The Solomon Islands Coconut Rhinoceros Beetle (CRB) project, funded by New Zealand Aid Ministry of Foreign Affairs and Trade (MFAT) and delivered by the Ministry of Agriculture and Livestock (MAL) has undergone a variation to extend the life of the project for another year through to June 2023.
The parties to the variation wish to continue working together to respond to the Biosecurity Emergency caused by the Coconut Rhinoceros Beetle. The new strain of CRB, CRB-G is attacking coconut and oil palms in all provinces of the Solomon Islands and is leading to a decrease in production levels of coconut fruits, and in significant infestations, to the death of the palms. This strain is difficult to control, and manual labour is required to keep numbers down while New Zealand MFAT works with other partners (SPC and AgResearch) to find a new virus or fungus that will target and kill the beetle in large numbers.
The Ministry of Agriculture & Livestock Permanent Secretary Ms. Ethel Tebengi Frances has assured the New Zealand High Commissioner, HE. Jonathan Schwass, that the Ministry of Agriculture Livestock team will continue to fight against this deadly pest as it is a great threat to our livelihoods and the economy as a whole.

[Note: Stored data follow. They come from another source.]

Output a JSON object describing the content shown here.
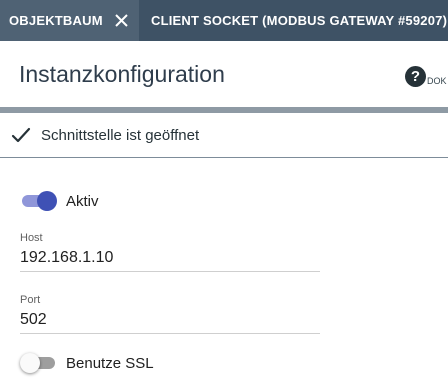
{
  "tabs": [
    {
      "label": "OBJEKTBAUM"
    },
    {
      "label": "CLIENT SOCKET (MODBUS GATEWAY #59207)"
    }
  ],
  "header": {
    "title": "Instanzkonfiguration",
    "help_icon_glyph": "?",
    "help_label": "DOK"
  },
  "status": {
    "text": "Schnittstelle ist geöffnet",
    "icon": "check-icon"
  },
  "form": {
    "aktiv": {
      "label": "Aktiv",
      "checked": true
    },
    "host": {
      "label": "Host",
      "value": "192.168.1.10"
    },
    "port": {
      "label": "Port",
      "value": "502"
    },
    "ssl": {
      "label": "Benutze SSL",
      "checked": false
    }
  },
  "colors": {
    "tab_bar": "#4f6274",
    "tab_active": "#3e5265",
    "title": "#2f3d4c",
    "toggle_on": "#3f51b5",
    "separator": "#8e9aa4"
  }
}
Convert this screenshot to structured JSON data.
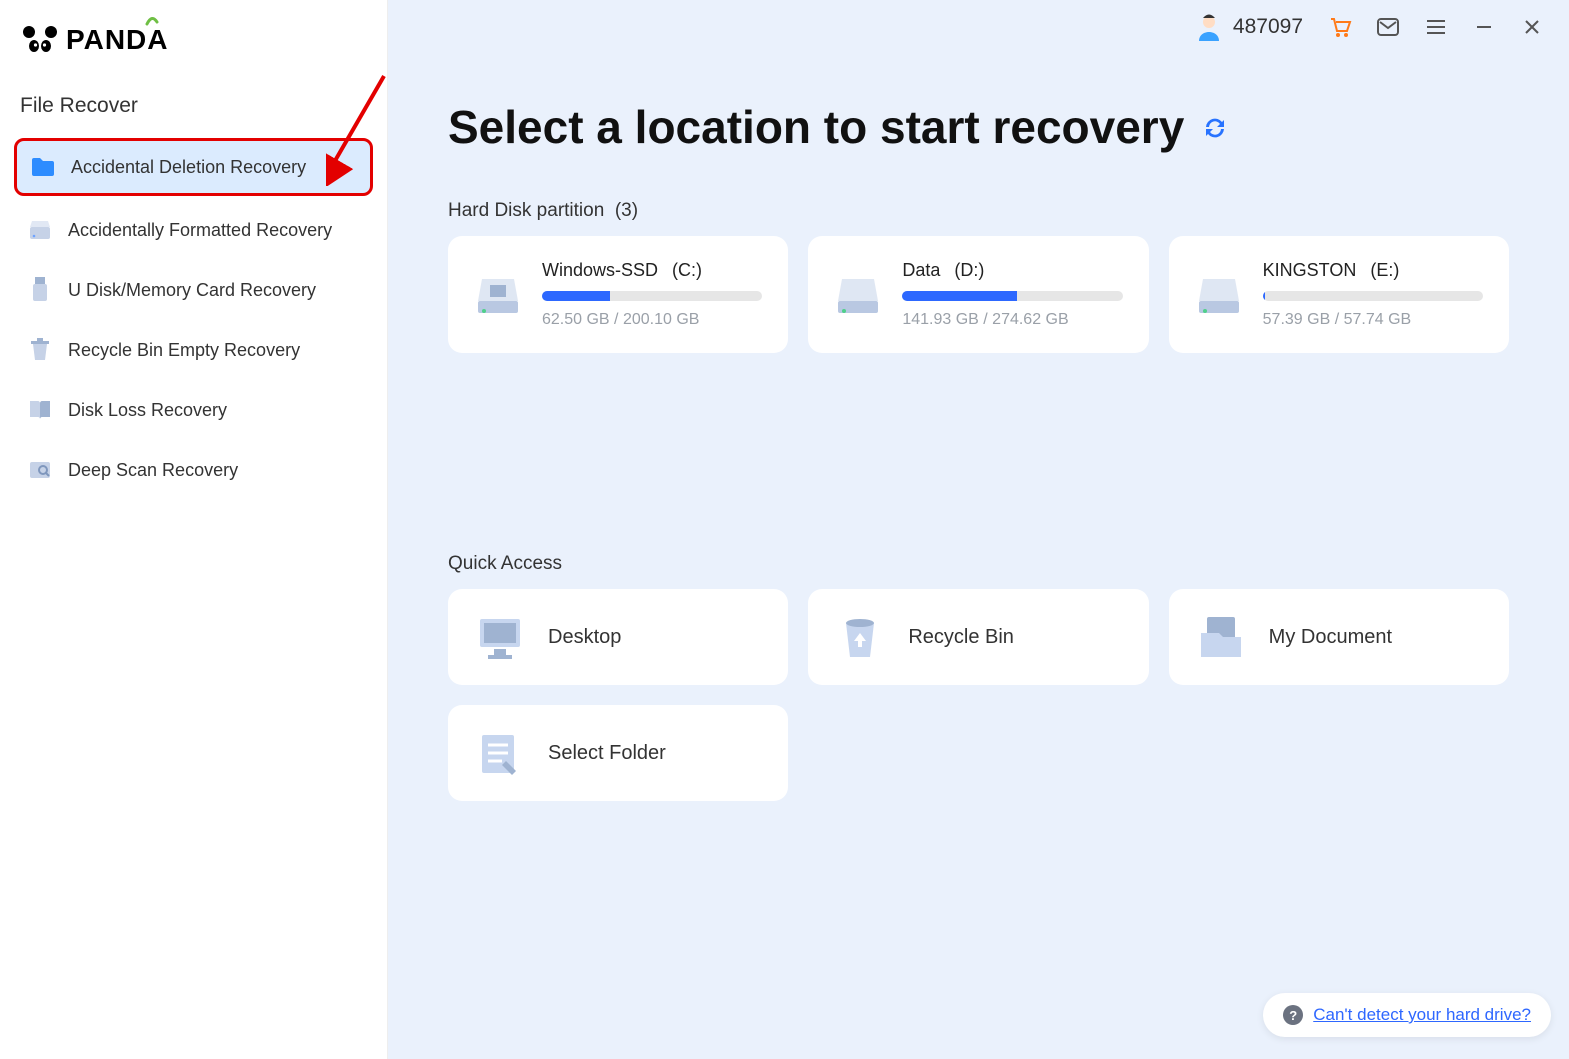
{
  "brand": {
    "name": "PANDA"
  },
  "sidebar": {
    "heading": "File Recover",
    "items": [
      {
        "label": "Accidental Deletion Recovery",
        "icon": "folder-icon",
        "active": true
      },
      {
        "label": "Accidentally Formatted Recovery",
        "icon": "drive-icon",
        "active": false
      },
      {
        "label": "U Disk/Memory Card Recovery",
        "icon": "usb-icon",
        "active": false
      },
      {
        "label": "Recycle Bin Empty Recovery",
        "icon": "trash-icon",
        "active": false
      },
      {
        "label": "Disk Loss Recovery",
        "icon": "book-icon",
        "active": false
      },
      {
        "label": "Deep Scan Recovery",
        "icon": "scan-icon",
        "active": false
      }
    ]
  },
  "titlebar": {
    "user_id": "487097"
  },
  "main": {
    "title": "Select a location to start recovery",
    "partitions_label": "Hard Disk partition",
    "partitions_count": "(3)",
    "partitions": [
      {
        "name": "Windows-SSD",
        "letter": "(C:)",
        "used": "62.50 GB",
        "total": "200.10 GB",
        "size_text": "62.50 GB / 200.10 GB",
        "percent": 31
      },
      {
        "name": "Data",
        "letter": "(D:)",
        "used": "141.93 GB",
        "total": "274.62 GB",
        "size_text": "141.93 GB / 274.62 GB",
        "percent": 52
      },
      {
        "name": "KINGSTON",
        "letter": "(E:)",
        "used": "57.39 GB",
        "total": "57.74 GB",
        "size_text": "57.39 GB / 57.74 GB",
        "percent": 1
      }
    ],
    "quick_label": "Quick Access",
    "quick": [
      {
        "label": "Desktop",
        "icon": "desktop-icon"
      },
      {
        "label": "Recycle Bin",
        "icon": "recycle-icon"
      },
      {
        "label": "My Document",
        "icon": "document-icon"
      },
      {
        "label": "Select Folder",
        "icon": "folder-pick-icon"
      }
    ]
  },
  "help": {
    "text": "Can't detect your hard drive?"
  }
}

The New Zealand High Commissioner also mentioned in his speech, that they would continue the support the work through the NZ Aid Programme. This means that activities that are yet to be started in prioritized provinces can be completed this year through visits from MAL Biosecurity Staff and the Coconut Industry through awareness, sanitation and clean-up demonstrations.
The MAL wishes to ensure that farmers that are experiencing the effects of CRB are aware of the control methods to be used and be able to mobilise to actively combat the CRB by cutting down dead or dying palms, killing any beetles or larvae found, burning the logs and keeping gardens and areas of manure/compost clean.